Yellowstone Cliffs is a fantastic Fall hike, especially once you've reached the cliffs. Just gorgeous, see pics. The cliffs are striking any time, but right now the Fall foliage is about to peak. I'll give some key info on the trail first, then follow with details from our trek.
First, route and stats: no we did not go all the Windy Gap--20 miles RT was plenty for us, hiking from Carbon entrance. We started at 8:50 a.m. and got back to the car at 6:05, with about 30 minutes break at the cliffs, pic taking, etc. Hiking time was about 4h15 min or so each way. Ran into 5 people, including 3 backpackers, a runner, and a volunteer ranger. All extremely friendly. Second, obstacles: I've attached two pictures, one of a land and rock slide, plus trail erosion, along the trail between Ipsut campground and the Lower Carbon crossing; another of a rock slide in the scree leading down to the Lower Carbon crossing. The former (land and rock slide) is in the same place as the narrowed trail and rope used to be. (Last winter, I noted that this part of the trail looked as if the rate of erosion was picking up. Looks like that would be a yes). Watch your footing here, as the ground is not stable (i.e., soft with moisture and still sliding), and watch the trees dangling above (!). Another intense rain, and some re-routing may be in order--and may not be safe. The scree slide seems less serious/as if it could be much more easily repaired, but at the moment requires care in traversing. In the pic, the section to the left is where the rocks have slid across the path. One can fairly easily climb down through the scree and pick up the trail (which is not in any danger of being lost), but be aware that the scree is indeed loose and could easily resume sliding. Flora: yes, there are still a few wildflowers, especially up on the ridge where the cliffs are (in the summer, the place is festooned with all kinds). Today I saw several clusters of mountain gentian and one, lone orange agoseris, plus quite a bit of pearly everlasting--which looks like it's near the end of its "everlasting." Tree-wise--the area is resplendent (!) with old growth, virtually the entire way. Fauna: one snake and a chipmunk. No bears today, but we were on the lookout. They do hang out near the cliffs. No mountain goats either, who we have seen in the past grazing in a large herd in the meadows below the cliffs.

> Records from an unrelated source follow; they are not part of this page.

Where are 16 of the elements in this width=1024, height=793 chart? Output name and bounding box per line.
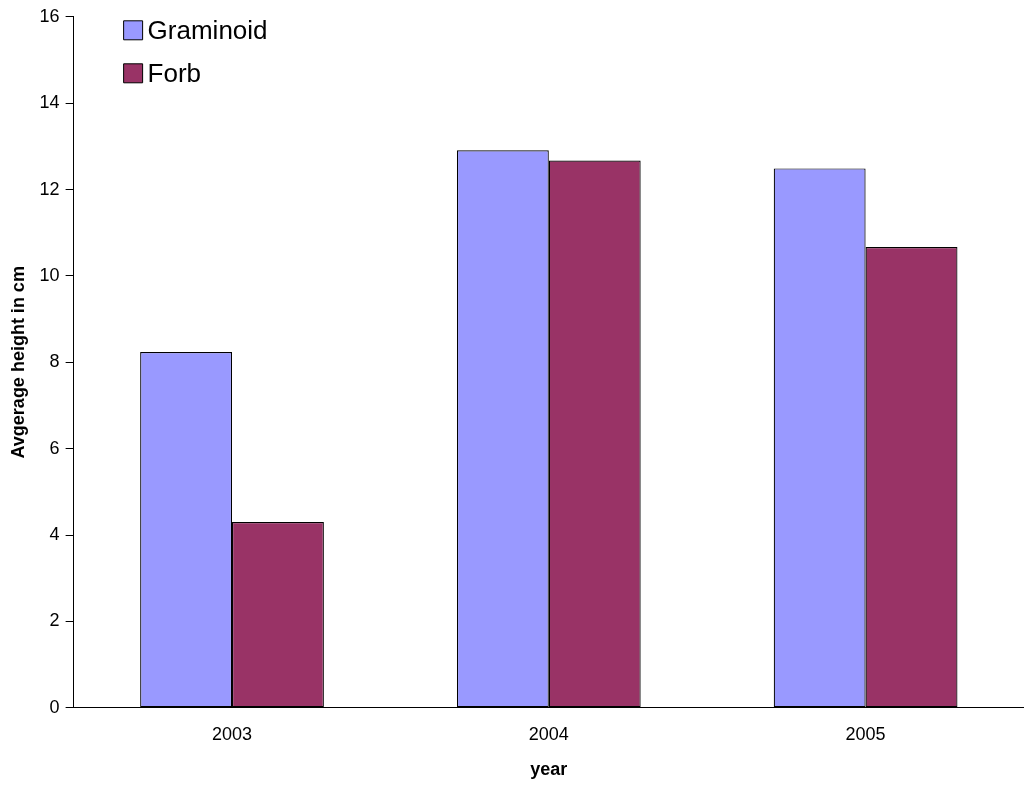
y-tick-label: 0 <box>49 696 60 717</box>
y-tick-label: 16 <box>39 5 60 26</box>
y-tick-label: 8 <box>49 351 60 372</box>
legend-label: Forb <box>147 57 202 88</box>
y-tick-label: 14 <box>39 92 60 113</box>
x-tick-label: 2004 <box>528 723 569 744</box>
x-tick-label: 2005 <box>845 723 886 744</box>
y-tick-label: 2 <box>49 610 60 631</box>
y-tick-label: 4 <box>49 524 60 545</box>
y-tick-label: 12 <box>39 178 60 199</box>
y-axis-title: Avgerage height in cm <box>7 266 28 459</box>
y-tick-label: 10 <box>39 264 60 285</box>
y-tick-label: 6 <box>49 437 60 458</box>
legend-label: Graminoid <box>147 14 268 45</box>
x-axis-title: year <box>530 759 568 780</box>
x-tick-label: 2003 <box>211 723 253 744</box>
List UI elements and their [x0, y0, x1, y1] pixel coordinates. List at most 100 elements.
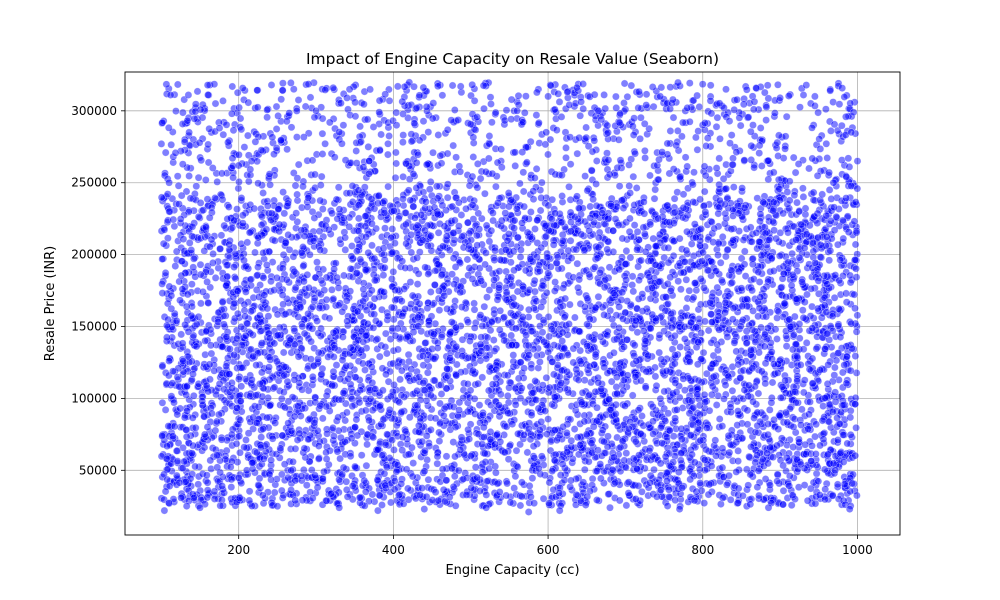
data-point [159, 239, 168, 248]
data-point [545, 478, 554, 487]
data-point [693, 360, 702, 369]
data-point [573, 149, 582, 158]
data-point [682, 246, 691, 255]
data-point [673, 405, 681, 414]
data-point [840, 93, 849, 101]
data-point [511, 162, 520, 170]
data-point [228, 82, 237, 91]
data-point [538, 328, 547, 337]
data-point [523, 448, 532, 457]
data-point [352, 415, 361, 424]
data-point [812, 450, 820, 458]
data-point [566, 160, 575, 169]
data-point [483, 477, 491, 486]
data-point [340, 271, 348, 280]
data-point [317, 172, 326, 181]
data-point [476, 174, 485, 183]
data-point [706, 81, 715, 90]
data-point [401, 209, 410, 217]
data-point [671, 351, 679, 359]
data-point [479, 81, 488, 90]
data-point [820, 465, 829, 474]
data-point [597, 474, 605, 483]
data-point [315, 304, 324, 312]
data-point [203, 486, 212, 495]
data-point [809, 196, 818, 204]
data-point [685, 79, 694, 87]
data-point [789, 153, 798, 162]
data-point [285, 109, 294, 117]
data-point [276, 444, 285, 453]
data-point [737, 284, 746, 293]
data-point [321, 139, 329, 148]
data-point [754, 268, 763, 276]
data-point [774, 80, 782, 89]
data-point [211, 274, 220, 282]
data-point [726, 495, 735, 504]
data-point [398, 366, 406, 375]
data-point [714, 301, 723, 309]
data-point [699, 248, 707, 257]
data-point [619, 204, 628, 212]
data-point [816, 366, 824, 374]
data-point [266, 180, 274, 189]
data-point [641, 383, 650, 392]
data-point [488, 169, 497, 178]
data-point [322, 391, 331, 400]
data-point [306, 250, 314, 259]
data-point [482, 491, 491, 499]
data-point [176, 296, 184, 305]
data-point [392, 108, 401, 117]
data-point [754, 389, 763, 398]
data-point [263, 106, 271, 114]
data-point [191, 462, 199, 471]
data-point [538, 178, 546, 187]
data-point [760, 342, 769, 351]
data-point [638, 307, 647, 315]
data-point [558, 328, 567, 337]
data-point [492, 182, 500, 191]
data-point [338, 307, 347, 316]
data-point [330, 432, 338, 441]
data-point [811, 102, 819, 110]
data-point [739, 236, 748, 244]
data-point [666, 127, 675, 135]
data-point [308, 372, 317, 381]
data-point [693, 145, 702, 154]
data-point [213, 178, 222, 186]
data-point [318, 414, 327, 423]
data-point [376, 146, 384, 155]
data-point [637, 256, 645, 265]
data-point [677, 285, 685, 294]
data-point [796, 361, 805, 369]
data-point [742, 327, 751, 336]
data-point [506, 498, 515, 507]
data-point [380, 469, 389, 478]
data-point [259, 273, 268, 282]
data-point [284, 199, 292, 208]
data-point [756, 293, 765, 302]
data-point [483, 293, 491, 302]
data-point [314, 455, 323, 463]
data-point [724, 292, 733, 300]
data-point [230, 216, 238, 225]
data-point [420, 467, 429, 476]
data-point [289, 85, 298, 94]
data-point [791, 168, 800, 177]
data-point [433, 452, 442, 461]
data-point [616, 156, 625, 165]
data-point [396, 375, 404, 384]
data-point [462, 204, 470, 213]
data-point [846, 366, 855, 375]
data-point [404, 186, 413, 195]
data-point [632, 184, 641, 192]
data-point [204, 299, 213, 307]
data-point [192, 182, 201, 191]
data-point [824, 360, 833, 369]
data-point [328, 209, 336, 218]
data-point [487, 100, 495, 108]
data-point [434, 131, 443, 139]
data-point [517, 492, 526, 501]
data-point [323, 429, 331, 438]
data-point [409, 459, 418, 467]
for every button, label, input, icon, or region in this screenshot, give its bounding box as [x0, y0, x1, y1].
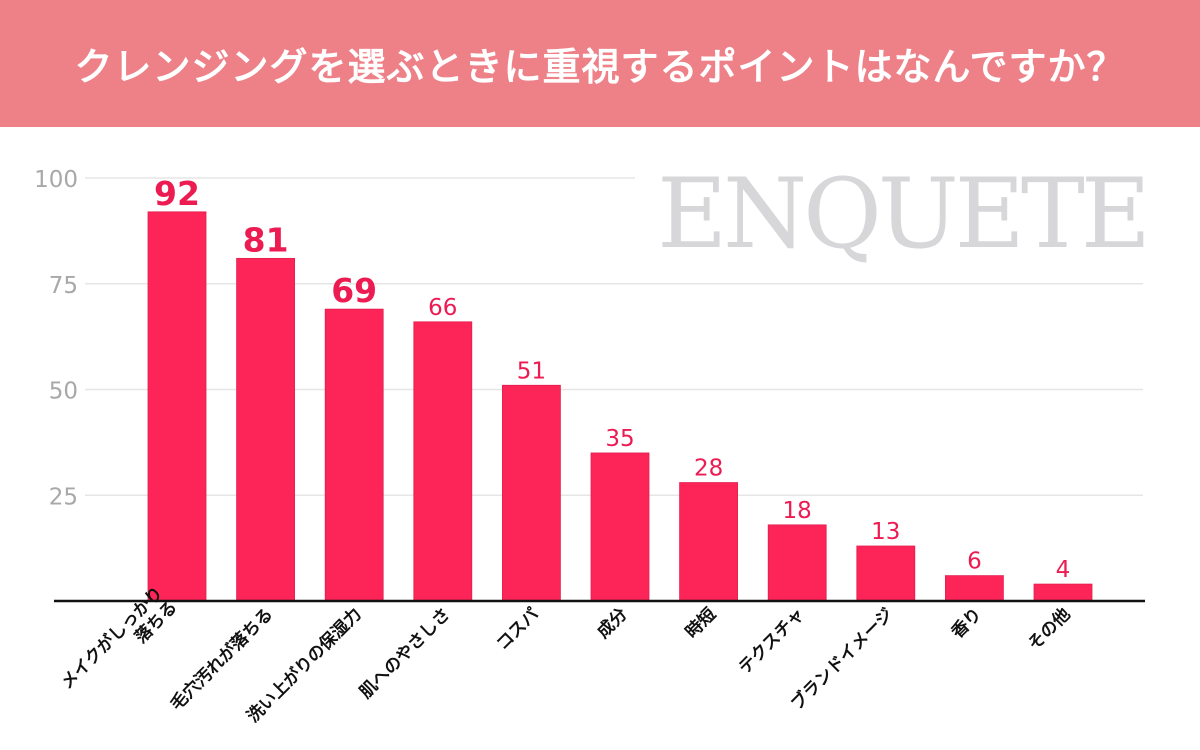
bar — [856, 545, 916, 602]
category-label: 成分 — [593, 604, 632, 643]
y-axis-ticks: 25 50 75 100 — [34, 167, 78, 510]
category-label-line: 成分 — [593, 604, 632, 643]
category-label: 香り — [948, 604, 986, 642]
bar — [236, 257, 296, 602]
value-labels: 92 81 69 66 51 35 28 18 13 6 4 — [154, 174, 1070, 583]
bar — [147, 211, 207, 602]
category-label-line: テクスチャ — [735, 604, 809, 678]
category-label-line: 香り — [948, 604, 986, 642]
category-label: その他 — [1024, 604, 1075, 655]
category-label-line: 時短 — [681, 604, 720, 643]
value-label: 66 — [428, 295, 457, 321]
page-title: クレンジングを選ぶときに重視するポイントはなんですか？ — [74, 45, 1126, 89]
bar — [413, 321, 473, 602]
value-label: 81 — [243, 220, 289, 259]
y-tick-label: 25 — [49, 484, 78, 510]
bar — [590, 452, 650, 602]
category-label: 時短 — [681, 604, 720, 643]
value-label: 51 — [517, 358, 546, 384]
category-label-line: その他 — [1024, 604, 1075, 655]
category-label-line: コスパ — [493, 604, 543, 654]
value-label: 18 — [783, 498, 812, 524]
category-label: 肌へのやさしさ — [356, 604, 454, 702]
value-label: 35 — [605, 426, 634, 452]
header-banner: クレンジングを選ぶときに重視するポイントはなんですか？ — [0, 0, 1200, 127]
category-label-line: 肌へのやさしさ — [356, 604, 454, 702]
bar — [1033, 583, 1093, 602]
watermark-text: ENQUETE — [657, 158, 1147, 270]
y-tick-label: 50 — [49, 379, 78, 405]
bar — [324, 308, 384, 602]
value-label: 69 — [331, 271, 377, 310]
y-tick-label: 100 — [34, 167, 78, 193]
bar — [767, 524, 827, 602]
value-label: 6 — [967, 549, 982, 575]
value-label: 28 — [694, 456, 723, 482]
bar — [945, 575, 1004, 602]
value-label: 13 — [871, 519, 900, 545]
chart-area: 25 50 75 100 ENQUETE 92 81 69 66 51 35 28 18 13 6 4 メ… — [0, 127, 1200, 750]
value-label: 92 — [154, 174, 200, 213]
category-label: テクスチャ — [735, 604, 809, 678]
bars — [147, 211, 1093, 602]
bar — [501, 384, 561, 602]
value-label: 4 — [1056, 557, 1071, 583]
category-label: コスパ — [493, 604, 543, 654]
y-tick-label: 75 — [49, 273, 78, 299]
bar — [679, 482, 738, 602]
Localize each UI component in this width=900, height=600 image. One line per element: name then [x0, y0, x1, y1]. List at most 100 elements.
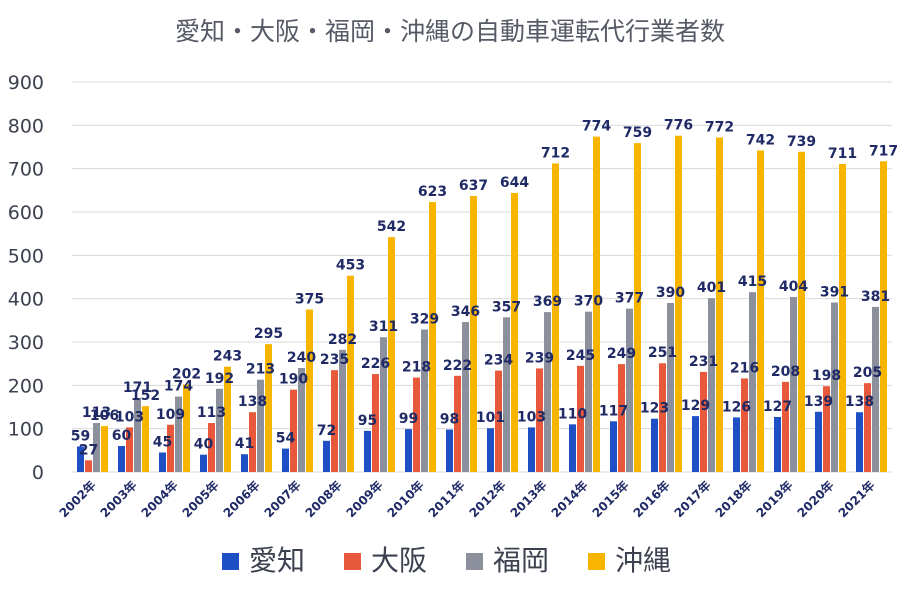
- x-tick-label: 2005年: [179, 478, 222, 521]
- bar: [864, 383, 871, 472]
- data-label: 126: [722, 399, 751, 415]
- bar: [569, 424, 576, 472]
- data-label: 231: [689, 354, 718, 370]
- data-label: 103: [517, 409, 546, 425]
- data-label: 401: [697, 280, 726, 296]
- legend-label: 愛知: [249, 544, 305, 577]
- bar: [331, 370, 338, 472]
- x-tick-label: 2015年: [589, 478, 632, 521]
- data-label: 27: [79, 442, 98, 458]
- legend-swatch: [466, 553, 483, 570]
- bar: [757, 150, 764, 472]
- bar: [142, 406, 149, 472]
- data-label: 391: [820, 285, 849, 301]
- x-tick-label: 2021年: [835, 478, 878, 521]
- data-label: 542: [377, 219, 406, 235]
- bar: [544, 312, 551, 472]
- bar: [405, 429, 412, 472]
- data-label: 152: [131, 388, 160, 404]
- x-axis-ticks: 2002年2003年2004年2005年2006年2007年2008年2009年…: [56, 478, 878, 521]
- y-tick-label: 400: [8, 289, 44, 311]
- data-label: 103: [115, 409, 144, 425]
- x-tick-label: 2007年: [261, 478, 304, 521]
- bar: [364, 430, 371, 472]
- data-label: 54: [276, 431, 296, 447]
- data-label: 295: [254, 326, 283, 342]
- bar: [700, 371, 707, 472]
- data-label: 346: [451, 304, 480, 320]
- bar: [93, 423, 100, 472]
- bar: [675, 135, 682, 472]
- data-label: 110: [558, 406, 587, 422]
- data-label: 772: [705, 119, 734, 135]
- data-label: 239: [525, 350, 554, 366]
- data-label: 370: [574, 294, 603, 310]
- bar: [536, 368, 543, 472]
- bar: [798, 151, 805, 472]
- bar: [265, 344, 272, 472]
- data-label: 129: [681, 398, 710, 414]
- bar: [413, 377, 420, 472]
- x-tick-label: 2008年: [302, 478, 345, 521]
- data-label: 415: [738, 274, 767, 290]
- bar: [733, 417, 740, 472]
- bar: [782, 381, 789, 472]
- x-tick-label: 2018年: [712, 478, 755, 521]
- x-tick-label: 2016年: [630, 478, 673, 521]
- bar: [667, 303, 674, 472]
- data-label: 623: [418, 184, 447, 200]
- bar: [462, 322, 469, 472]
- bar: [208, 423, 215, 472]
- data-label: 98: [440, 412, 459, 428]
- bar: [716, 137, 723, 472]
- legend: 愛知 大阪 福岡 沖縄: [222, 544, 671, 577]
- data-label: 235: [320, 352, 349, 368]
- y-axis-ticks: 0 100 200 300 400 500 600 700 800 900: [8, 72, 44, 484]
- data-label: 117: [599, 403, 628, 419]
- bar: [429, 202, 436, 473]
- bar: [880, 161, 887, 473]
- data-label: 226: [361, 356, 390, 372]
- data-label: 109: [156, 407, 185, 423]
- data-label: 213: [246, 362, 275, 378]
- data-label: 240: [287, 350, 316, 366]
- data-label: 190: [279, 372, 308, 388]
- x-tick-label: 2009年: [343, 478, 386, 521]
- bar: [856, 412, 863, 472]
- data-label: 375: [295, 292, 324, 308]
- data-label: 774: [582, 119, 611, 135]
- data-label: 311: [369, 319, 398, 335]
- data-label: 644: [500, 175, 529, 191]
- bar: [577, 365, 584, 472]
- data-label: 717: [869, 143, 898, 159]
- data-label: 106: [90, 408, 119, 424]
- bar: [159, 452, 166, 472]
- data-label: 712: [541, 145, 570, 161]
- bar: [306, 309, 313, 472]
- x-tick-label: 2006年: [220, 478, 263, 521]
- bar: [241, 454, 248, 472]
- data-label: 637: [459, 178, 488, 194]
- legend-label: 沖縄: [615, 544, 671, 577]
- data-label: 113: [82, 405, 111, 421]
- bar: [495, 370, 502, 472]
- data-label: 453: [336, 258, 365, 274]
- bar: [200, 454, 207, 472]
- data-label: 216: [730, 360, 759, 376]
- bar: [831, 302, 838, 472]
- data-label: 759: [623, 125, 652, 141]
- data-label: 174: [164, 379, 193, 395]
- x-tick-label: 2004年: [138, 478, 181, 521]
- bar: [298, 368, 305, 472]
- data-label: 171: [123, 380, 152, 396]
- bar: [249, 412, 256, 472]
- bar: [593, 136, 600, 472]
- bar: [282, 448, 289, 472]
- data-label: 138: [845, 394, 874, 410]
- bar: [487, 428, 494, 472]
- bar: [651, 418, 658, 472]
- data-label: 72: [317, 423, 336, 439]
- data-label: 123: [640, 401, 669, 417]
- bar: [839, 163, 846, 472]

Details from our hike: actually, there's not a lot to add, except to say that this is a great hike to take if you want to have some solitude, and if you want to get out into some serious back country. The elevation gain from start to finish is about 3000 feet, and that last 2.9 miles to Yellowstone Cliffs is where most of it happens--in 23 fairly steep switchbacks. There's a sweet campsite at Yellowstone Cliffs, with two spots--we've camped there a couple times. A lovely, remote retreat, and a fine place from which to explore Windy Gap and Lake James.
Happy hiking, Everyone, and be safe out there! The light fades early this time of year--the forest was already quite dim in places at 3:40 yesterday!